Monday, Sep. 08, 1924

Alsace-Lorraine

Premier Herriot announced in Paris that in October he would pay a visit to Alsace and Lorraine (those two long-lost daughters that were returned to the bosom of La Mere Patrie in 1918) in order to study how legislation can be modified progressively and French law introduced into the restored Provinces.

Behind this innocent little statement lies a wealth of detail, much burning resentment, the most, difficult of French domestic problems, principally religious in nature.

From 1918 until the present, the Government of France has supported Roman Catholicism. Relations were established between Paris and the Holy See. The congregations (religious bodies) excluded by laws passed at the beginning of the present century, began to return. Catholic Alsace and Lorraine were permitted to retain their own laws and customs which had been granted to them under the Hohenzollern regime.

Not even the most rabid Nationalist dared to foist French laws upon the people of those Provinces; religious privileges, denied to French men and women in France, were freely exercised in Alsace and Lorraine.

Then came the election of May 11, 1924 (TIME, May 19), and the political face of France was radically altered. Anti-Clericalism had supplanted Clericalism. In a ministerial statement M. Herriot declared:

"The Government is persuaded that it will interpret faithfully the wishes of the dear population at last restored to France by hastening the day on which will be effaced the last differences between the legislation in the recovered departments and the rest of the territory of the Republic."

A hue and cry was raised throughout the liberated Provinces. People who had enthusiastically acclaimed the French as their long-lost brothers after the Armistice, were now driven to unconcealed dismay. On the one hand was the clear impossibility of maintaining German laws in French Provinces; on the other hand was the fervid determination of the Catholic population--a large majority--not to submit to anti-Catholic laws of the French Republic.

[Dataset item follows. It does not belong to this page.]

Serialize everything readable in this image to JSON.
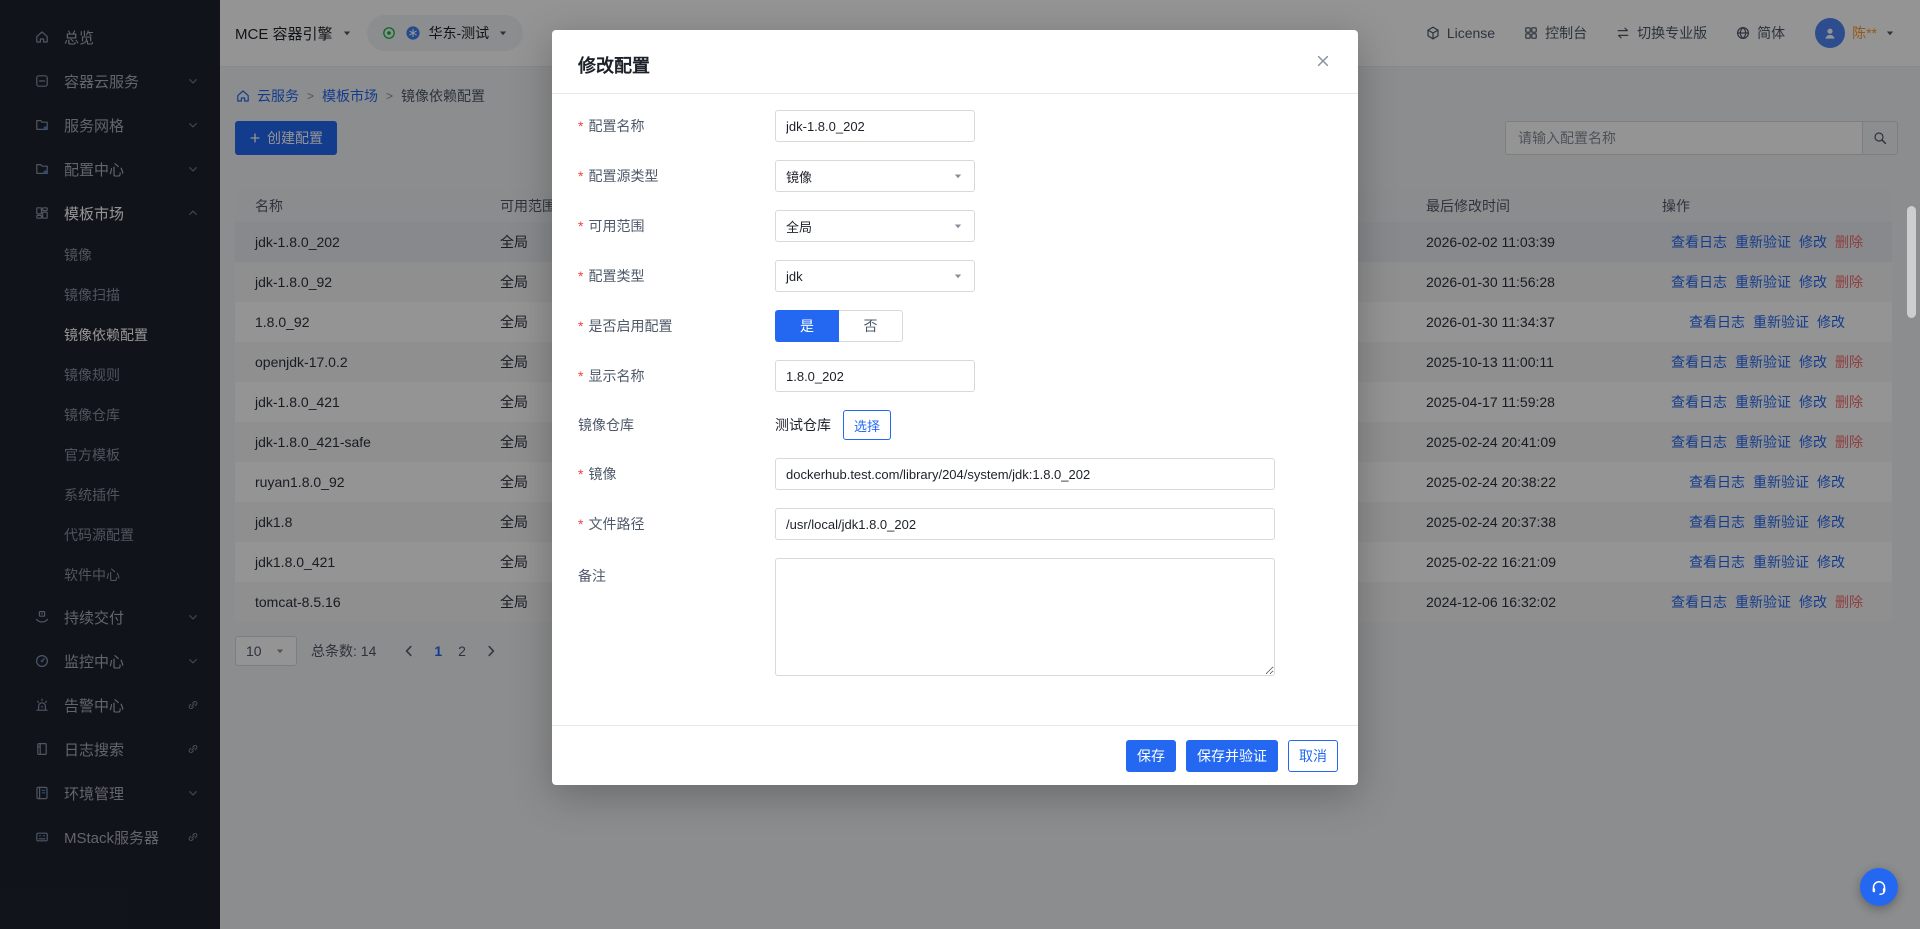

The situation is best summed up by the people of Colmar:

"The Catholics of Colmar, gathered together to protest against the religious war that the present Government has declared upon them, raise their voices against the project of unchaining religious strife in Alsace and Lorraine, without taking heed of the extremely difficult political situation of France both in the interior and in the foreign domain.

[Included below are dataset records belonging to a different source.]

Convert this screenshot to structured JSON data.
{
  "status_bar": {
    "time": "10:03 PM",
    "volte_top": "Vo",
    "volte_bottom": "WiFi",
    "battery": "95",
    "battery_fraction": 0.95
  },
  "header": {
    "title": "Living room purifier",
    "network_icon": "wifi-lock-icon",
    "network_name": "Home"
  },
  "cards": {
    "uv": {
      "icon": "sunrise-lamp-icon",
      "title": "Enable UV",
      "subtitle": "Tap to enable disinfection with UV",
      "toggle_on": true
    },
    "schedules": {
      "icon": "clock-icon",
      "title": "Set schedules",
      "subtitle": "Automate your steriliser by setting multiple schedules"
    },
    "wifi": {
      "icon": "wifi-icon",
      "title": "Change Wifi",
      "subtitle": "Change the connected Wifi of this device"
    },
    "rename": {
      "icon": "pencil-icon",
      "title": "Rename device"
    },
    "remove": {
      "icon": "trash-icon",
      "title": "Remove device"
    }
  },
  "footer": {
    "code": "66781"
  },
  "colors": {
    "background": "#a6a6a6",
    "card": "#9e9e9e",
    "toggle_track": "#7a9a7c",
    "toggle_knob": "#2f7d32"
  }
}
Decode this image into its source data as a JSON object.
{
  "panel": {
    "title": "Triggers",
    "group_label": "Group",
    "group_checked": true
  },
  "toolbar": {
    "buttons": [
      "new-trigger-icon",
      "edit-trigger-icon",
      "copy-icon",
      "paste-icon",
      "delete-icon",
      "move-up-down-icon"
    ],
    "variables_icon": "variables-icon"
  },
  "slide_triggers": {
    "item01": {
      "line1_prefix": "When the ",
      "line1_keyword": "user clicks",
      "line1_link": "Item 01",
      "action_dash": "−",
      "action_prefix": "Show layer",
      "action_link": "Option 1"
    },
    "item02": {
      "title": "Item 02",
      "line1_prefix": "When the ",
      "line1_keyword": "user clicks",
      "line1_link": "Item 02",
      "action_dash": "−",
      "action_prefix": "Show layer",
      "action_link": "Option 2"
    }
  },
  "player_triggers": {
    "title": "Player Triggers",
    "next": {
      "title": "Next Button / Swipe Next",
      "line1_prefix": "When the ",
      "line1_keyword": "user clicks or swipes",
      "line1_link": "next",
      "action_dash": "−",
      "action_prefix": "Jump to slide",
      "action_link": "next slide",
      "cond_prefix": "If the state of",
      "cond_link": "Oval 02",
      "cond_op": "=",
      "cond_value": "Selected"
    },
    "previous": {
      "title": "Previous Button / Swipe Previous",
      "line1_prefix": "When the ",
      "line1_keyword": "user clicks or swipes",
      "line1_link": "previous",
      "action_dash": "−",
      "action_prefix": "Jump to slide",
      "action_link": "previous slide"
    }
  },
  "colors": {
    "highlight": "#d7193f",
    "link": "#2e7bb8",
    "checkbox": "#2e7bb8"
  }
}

"They declare that the project in the most brutal fashion ignores the inalienable rights of the members of the Catholic religion and the imprescriptable rights of believing parents. They consider it as the shameful breaking of a pledge given by France to the Alsatians and Lorrainers to respect their liberties and their traditions.

"They energetically demand the maintenance of the laws which governed the schools and the relations between the Church and the State at the moment of their return to France. They demand the withdrawal of the teaching personnel and the withdrawal of the scholastic books which do not respond to the spirit of the confessional schools. This personnel and these books have been surreptitiously introduced in the schools by the educational authorities.

"They demand, in place of the decisions of certain municipal councils which are in flagrant opposition to the will of the parents, to be allowed to make known what is the will of the people in the questions which concern the Church and the schools.

"They declare that they are firmly resolved to use all the means which are in their power to obtain the immediate realization of their claims, and are resolved to defend with an inflexible energy their rights, their liberties and their traditions."

Those who have gazed at the tall spire of the Strasbourg Cathedral, shrouded in Gothic mystery, remember that this is the place where Goethe received his education. They will remember that the Provinces were, until the time of Louis XIV, a part of the Holy Roman Empire, that from 1871 until 1918 they were part of the old German Empire. Gazing around the streets, these people will find German signs faintly obliterated by French; they will become conscious every now and then that German is being spoken by the passerby. The opponents of M. Herriot ask: "How can a country so impregnated with German customs be assimilated to France in the twinkling of an eye?"

Premier Herriot was forced to see the point. He announced last week that any project designed to modify the present status of Alsace and Lorraine would be submitted to Parliament before being put into effect. This statement was taken to indicate that the Government had abandoned its plan to alter immediately the laws of the Provinces in favor of a progressive assimilation to La Mere Patrie. M. Herriot's proposed trip to the Provinces gives additional corroboration.